English public administrator

Sir Kenneth Ivor Julian, CBE (3 December 1895 – 29 March 1971), known by his middle name Ivor, was an English public administrator.

== Early life and family ==
Julian was born on 3 December 1895 to Henry Matthew Julian and his wife, Elizabeth Isabella, née McKay. He was educated in Redhill.

== Career, honours and assessment ==
Julian served on the board of the Royal Sussex County Hospital in Brighton, and became chairman of the board in 1946, serving for two years. In 1946, in anticipation of the establishment of the National Health Service, the Minister of Health Aneurin Bevan appointed him chairman of the South-East Metropolitan Regional Hospital Board and he remained in the post until 1968; when liaising with the ministry, he was selected to represent all the chairmen of the regional hospital boards in England and Wales. He was also a governor of Guy's Hospital, and was appointed a Commander of the Order of the British Empire (CBE) in 1950 and a Knight Bachelor eight years later.
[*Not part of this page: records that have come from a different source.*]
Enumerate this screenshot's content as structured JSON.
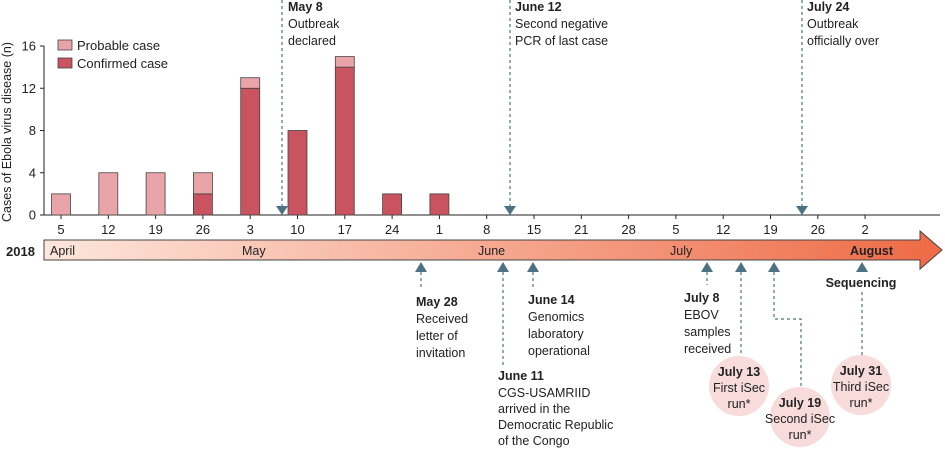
{
  "chart_data": {
    "type": "bar",
    "ylabel": "Cases of Ebola virus disease (n)",
    "ylim": [
      0,
      16
    ],
    "yticks": [
      0,
      4,
      8,
      12,
      16
    ],
    "x_ticks": [
      "5",
      "12",
      "19",
      "26",
      "3",
      "10",
      "17",
      "24",
      "1",
      "8",
      "15",
      "21",
      "28",
      "5",
      "12",
      "19",
      "26",
      "2"
    ],
    "categories": [
      "5",
      "12",
      "19",
      "26",
      "3",
      "10",
      "17",
      "24",
      "1"
    ],
    "series": [
      {
        "name": "Confirmed case",
        "values": [
          0,
          0,
          0,
          2,
          12,
          8,
          14,
          2,
          2
        ]
      },
      {
        "name": "Probable case",
        "values": [
          2,
          4,
          4,
          2,
          1,
          0,
          1,
          0,
          0
        ]
      }
    ],
    "legend": [
      {
        "label": "Probable case",
        "color": "#e8a4a8"
      },
      {
        "label": "Confirmed case",
        "color": "#c9535f"
      }
    ],
    "legend_placement": "top-left"
  },
  "colors": {
    "probable": "#e8a4a8",
    "confirmed": "#c9535f",
    "arrow_start": "#fde6dc",
    "arrow_end": "#ee6a45",
    "marker": "#4d7283",
    "circle": "#f8dcdc"
  },
  "timeline": {
    "year": "2018",
    "months": [
      "April",
      "May",
      "June",
      "July",
      "August"
    ]
  },
  "top_events": [
    {
      "date": "May 8",
      "text": [
        "Outbreak",
        "declared"
      ]
    },
    {
      "date": "June 12",
      "text": [
        "Second negative",
        "PCR of last case"
      ]
    },
    {
      "date": "July 24",
      "text": [
        "Outbreak",
        "officially over"
      ]
    }
  ],
  "bottom_events": [
    {
      "date": "May 28",
      "text": [
        "Received",
        "letter of",
        "invitation"
      ]
    },
    {
      "date": "June 11",
      "text": [
        "CGS-USAMRIID",
        "arrived in the",
        "Democratic Republic",
        "of the Congo"
      ]
    },
    {
      "date": "June 14",
      "text": [
        "Genomics",
        "laboratory",
        "operational"
      ]
    },
    {
      "date": "July 8",
      "text": [
        "EBOV",
        "samples",
        "received"
      ]
    },
    {
      "date": "July 13",
      "text": [
        "First iSec",
        "run*"
      ]
    },
    {
      "date": "July 19",
      "text": [
        "Second iSec",
        "run*"
      ]
    },
    {
      "date": "July 31",
      "text": [
        "Third iSec",
        "run*"
      ]
    }
  ],
  "sequencing_label": "Sequencing"
}
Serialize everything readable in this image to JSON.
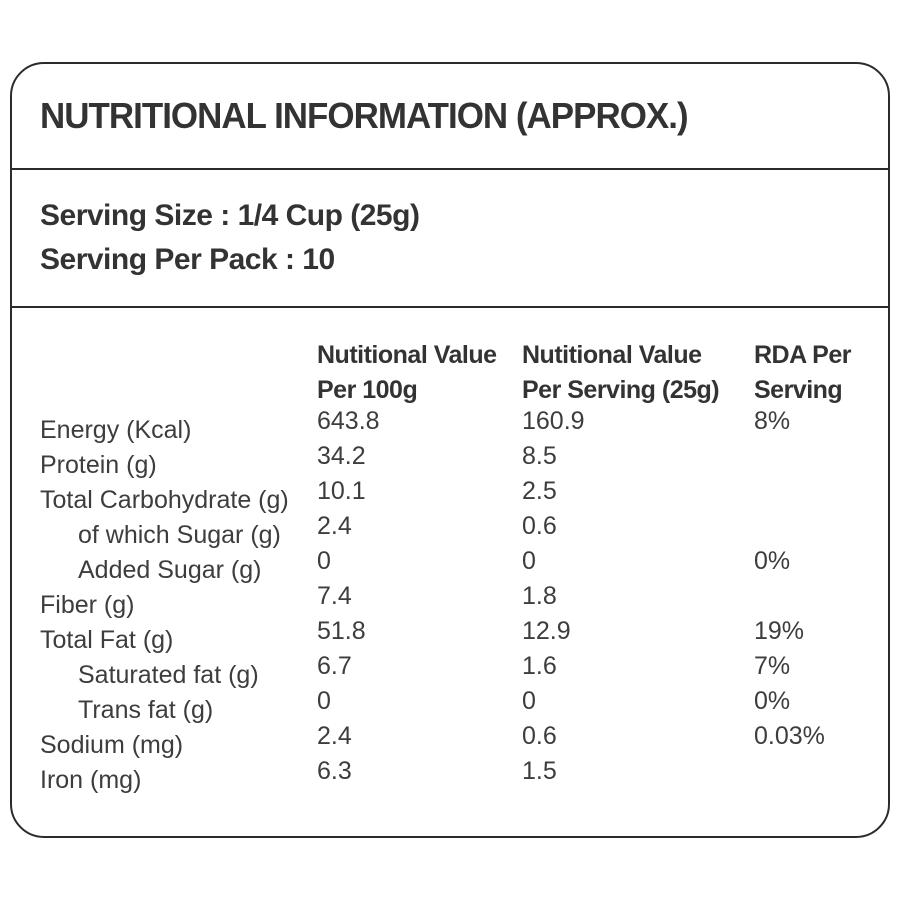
{
  "colors": {
    "background": "#ffffff",
    "border": "#2b2b2b",
    "text": "#363636"
  },
  "label": {
    "title": "NUTRITIONAL INFORMATION (APPROX.)",
    "serving": {
      "size": "Serving Size : 1/4 Cup (25g)",
      "per_pack": "Serving Per Pack : 10"
    },
    "table": {
      "columns": [
        {
          "line1": "Nutitional Value",
          "line2": "Per 100g"
        },
        {
          "line1": "Nutitional Value",
          "line2": "Per Serving (25g)"
        },
        {
          "line1": "RDA Per",
          "line2": "Serving"
        }
      ],
      "rows": [
        {
          "name": "Energy (Kcal)",
          "indent": false,
          "per_100g": "643.8",
          "per_serving": "160.9",
          "rda": "8%"
        },
        {
          "name": "Protein (g)",
          "indent": false,
          "per_100g": "34.2",
          "per_serving": "8.5",
          "rda": ""
        },
        {
          "name": "Total Carbohydrate (g)",
          "indent": false,
          "per_100g": "10.1",
          "per_serving": "2.5",
          "rda": ""
        },
        {
          "name": "of which Sugar (g)",
          "indent": true,
          "per_100g": "2.4",
          "per_serving": "0.6",
          "rda": ""
        },
        {
          "name": "Added Sugar (g)",
          "indent": true,
          "per_100g": "0",
          "per_serving": "0",
          "rda": "0%"
        },
        {
          "name": "Fiber (g)",
          "indent": false,
          "per_100g": "7.4",
          "per_serving": "1.8",
          "rda": ""
        },
        {
          "name": "Total Fat (g)",
          "indent": false,
          "per_100g": "51.8",
          "per_serving": "12.9",
          "rda": "19%"
        },
        {
          "name": "Saturated fat (g)",
          "indent": true,
          "per_100g": "6.7",
          "per_serving": "1.6",
          "rda": "7%"
        },
        {
          "name": "Trans fat (g)",
          "indent": true,
          "per_100g": "0",
          "per_serving": "0",
          "rda": "0%"
        },
        {
          "name": "Sodium (mg)",
          "indent": false,
          "per_100g": "2.4",
          "per_serving": "0.6",
          "rda": "0.03%"
        },
        {
          "name": "Iron (mg)",
          "indent": false,
          "per_100g": "6.3",
          "per_serving": "1.5",
          "rda": ""
        }
      ]
    }
  }
}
Julian died on 29 March 1971, aged 75 at Hove in Sussex, after a long illness. His wife Rosemary Staunton, daughter of Charles Edgar Terry, had died earlier in 1971; they had been married since 1936, but never had children. In his obituary, The Times recorded that Julian "did more for the development of hospitals in this country, and did it with less publicity, than almost anyone else in the last 25 years ... his wisdom, energy and practical good sense, given without reward, contributed decisively to the enormous progress made during those years".